If you can’t keep your cat away from the pool and he doesn’t show signs of illness after drinking the pool water, he is probably okay to drink it occasionally without posing a threat to his health.

If they start drinking from your pool regularly, however, you should discuss the situation with your veterinarian to avoid more serious complications in the future.

Also Read: Why Do Cats Like Running Water?

Final Words

Overall, if you exercise care, pools may pose no threat to your pet as long as you keep the area clean and ensure they don’t drink from the chemicals in it.

Cats, like children, must be monitored around swimming pools to avoid any mishaps or injuries from occurring.

Fortunately, since chlorine is spread with so very little liquid in the pool itself, it’s highly unlikely that a cat will get enough of the chemical to cause harm.

Cats also do not usually swim in the water, so their exposure to the chemical is minimal as well.

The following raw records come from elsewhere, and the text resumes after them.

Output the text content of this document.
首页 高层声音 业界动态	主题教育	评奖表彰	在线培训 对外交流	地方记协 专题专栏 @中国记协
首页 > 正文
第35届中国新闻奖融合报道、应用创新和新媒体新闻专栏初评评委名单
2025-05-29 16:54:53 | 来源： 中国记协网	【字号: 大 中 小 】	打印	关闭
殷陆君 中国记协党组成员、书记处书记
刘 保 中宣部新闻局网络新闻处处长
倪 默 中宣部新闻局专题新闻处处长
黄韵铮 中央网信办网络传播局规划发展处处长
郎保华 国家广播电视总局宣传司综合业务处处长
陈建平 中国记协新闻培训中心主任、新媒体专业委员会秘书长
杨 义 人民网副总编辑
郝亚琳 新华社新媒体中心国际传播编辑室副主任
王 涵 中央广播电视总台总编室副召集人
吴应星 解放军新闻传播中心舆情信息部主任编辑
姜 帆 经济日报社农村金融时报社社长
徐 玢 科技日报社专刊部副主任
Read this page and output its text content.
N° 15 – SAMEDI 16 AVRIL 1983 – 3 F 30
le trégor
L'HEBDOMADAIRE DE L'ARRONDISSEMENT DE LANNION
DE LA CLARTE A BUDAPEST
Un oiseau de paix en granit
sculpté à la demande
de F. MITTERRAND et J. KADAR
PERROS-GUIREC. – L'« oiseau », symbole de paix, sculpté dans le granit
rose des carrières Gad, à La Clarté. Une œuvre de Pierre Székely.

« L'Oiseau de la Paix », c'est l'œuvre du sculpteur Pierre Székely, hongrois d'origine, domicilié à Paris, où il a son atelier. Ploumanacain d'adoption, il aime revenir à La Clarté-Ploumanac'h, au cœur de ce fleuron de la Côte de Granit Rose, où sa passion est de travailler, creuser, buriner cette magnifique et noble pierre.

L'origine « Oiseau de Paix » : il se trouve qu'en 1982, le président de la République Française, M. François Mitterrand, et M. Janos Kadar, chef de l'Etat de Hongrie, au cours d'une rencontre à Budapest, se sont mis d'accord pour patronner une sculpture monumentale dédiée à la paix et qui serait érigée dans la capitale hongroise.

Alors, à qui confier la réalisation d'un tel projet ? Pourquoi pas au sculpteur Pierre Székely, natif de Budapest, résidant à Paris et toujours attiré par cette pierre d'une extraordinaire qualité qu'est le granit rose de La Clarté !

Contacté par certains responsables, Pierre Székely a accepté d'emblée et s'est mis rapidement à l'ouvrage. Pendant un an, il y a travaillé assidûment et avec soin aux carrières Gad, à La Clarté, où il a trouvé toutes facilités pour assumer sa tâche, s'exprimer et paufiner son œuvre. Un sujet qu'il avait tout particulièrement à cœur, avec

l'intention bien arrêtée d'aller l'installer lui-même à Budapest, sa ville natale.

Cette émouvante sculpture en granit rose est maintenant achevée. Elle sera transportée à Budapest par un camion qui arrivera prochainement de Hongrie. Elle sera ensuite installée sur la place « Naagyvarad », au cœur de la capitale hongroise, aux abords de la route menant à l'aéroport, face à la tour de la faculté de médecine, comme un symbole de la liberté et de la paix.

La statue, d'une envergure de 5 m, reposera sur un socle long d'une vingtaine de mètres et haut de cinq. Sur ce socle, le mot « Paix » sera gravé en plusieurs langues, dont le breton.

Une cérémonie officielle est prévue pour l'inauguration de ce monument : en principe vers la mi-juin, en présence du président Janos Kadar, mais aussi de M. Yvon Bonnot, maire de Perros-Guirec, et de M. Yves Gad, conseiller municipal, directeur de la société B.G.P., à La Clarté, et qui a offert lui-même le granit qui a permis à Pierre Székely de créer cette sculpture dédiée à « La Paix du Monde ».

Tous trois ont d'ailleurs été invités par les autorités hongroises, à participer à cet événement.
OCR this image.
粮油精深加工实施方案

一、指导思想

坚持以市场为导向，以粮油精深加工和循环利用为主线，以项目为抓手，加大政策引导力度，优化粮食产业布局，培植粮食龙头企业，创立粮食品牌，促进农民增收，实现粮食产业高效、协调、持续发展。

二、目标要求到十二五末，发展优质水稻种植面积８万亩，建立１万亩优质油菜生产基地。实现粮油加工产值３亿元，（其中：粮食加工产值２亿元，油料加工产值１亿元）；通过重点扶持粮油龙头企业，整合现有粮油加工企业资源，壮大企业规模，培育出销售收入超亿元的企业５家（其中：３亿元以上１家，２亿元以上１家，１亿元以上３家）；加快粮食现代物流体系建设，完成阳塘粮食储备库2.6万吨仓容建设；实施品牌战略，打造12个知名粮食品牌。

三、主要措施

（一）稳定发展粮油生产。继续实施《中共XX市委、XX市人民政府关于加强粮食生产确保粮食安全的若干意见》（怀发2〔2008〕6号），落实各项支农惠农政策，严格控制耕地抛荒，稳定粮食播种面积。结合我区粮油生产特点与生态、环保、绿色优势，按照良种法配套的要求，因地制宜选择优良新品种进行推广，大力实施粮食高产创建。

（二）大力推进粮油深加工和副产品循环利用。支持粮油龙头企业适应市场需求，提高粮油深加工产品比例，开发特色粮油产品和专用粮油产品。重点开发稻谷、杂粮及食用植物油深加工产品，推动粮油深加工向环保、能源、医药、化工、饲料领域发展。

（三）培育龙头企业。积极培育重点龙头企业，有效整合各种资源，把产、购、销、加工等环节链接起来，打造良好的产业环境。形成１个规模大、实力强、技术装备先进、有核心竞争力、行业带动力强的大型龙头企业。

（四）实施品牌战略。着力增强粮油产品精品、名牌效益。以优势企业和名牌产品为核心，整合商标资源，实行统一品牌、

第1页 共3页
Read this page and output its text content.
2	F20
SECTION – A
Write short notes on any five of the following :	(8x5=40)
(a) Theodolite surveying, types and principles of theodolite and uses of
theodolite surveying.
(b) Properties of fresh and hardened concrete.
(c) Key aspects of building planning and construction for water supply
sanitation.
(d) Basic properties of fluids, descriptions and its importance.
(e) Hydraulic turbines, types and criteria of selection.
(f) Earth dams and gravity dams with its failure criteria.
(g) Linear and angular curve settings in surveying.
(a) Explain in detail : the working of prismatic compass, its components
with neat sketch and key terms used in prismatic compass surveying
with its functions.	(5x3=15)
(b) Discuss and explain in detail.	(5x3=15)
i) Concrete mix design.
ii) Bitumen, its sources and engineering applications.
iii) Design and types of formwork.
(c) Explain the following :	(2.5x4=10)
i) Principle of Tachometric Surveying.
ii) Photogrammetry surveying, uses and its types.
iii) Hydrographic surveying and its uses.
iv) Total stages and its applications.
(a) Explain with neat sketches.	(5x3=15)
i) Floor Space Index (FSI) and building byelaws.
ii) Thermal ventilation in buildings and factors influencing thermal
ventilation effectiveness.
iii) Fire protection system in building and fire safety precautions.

So, your cat may be fine swimming in the pool without you worrying too much about the chlorine.

Keep a watch on her, however, to make sure she doesn’t get any chemicals in her eyes or mouth and stays out of the hot tub.

Your cat has probably never encountered a swimming pool before and may not understand its dangers as well as you do.

If you see a pet drinking from a pool without showing signs of distress, don’t panic – but keep her away from it for a day or two until she adjusts to the experience.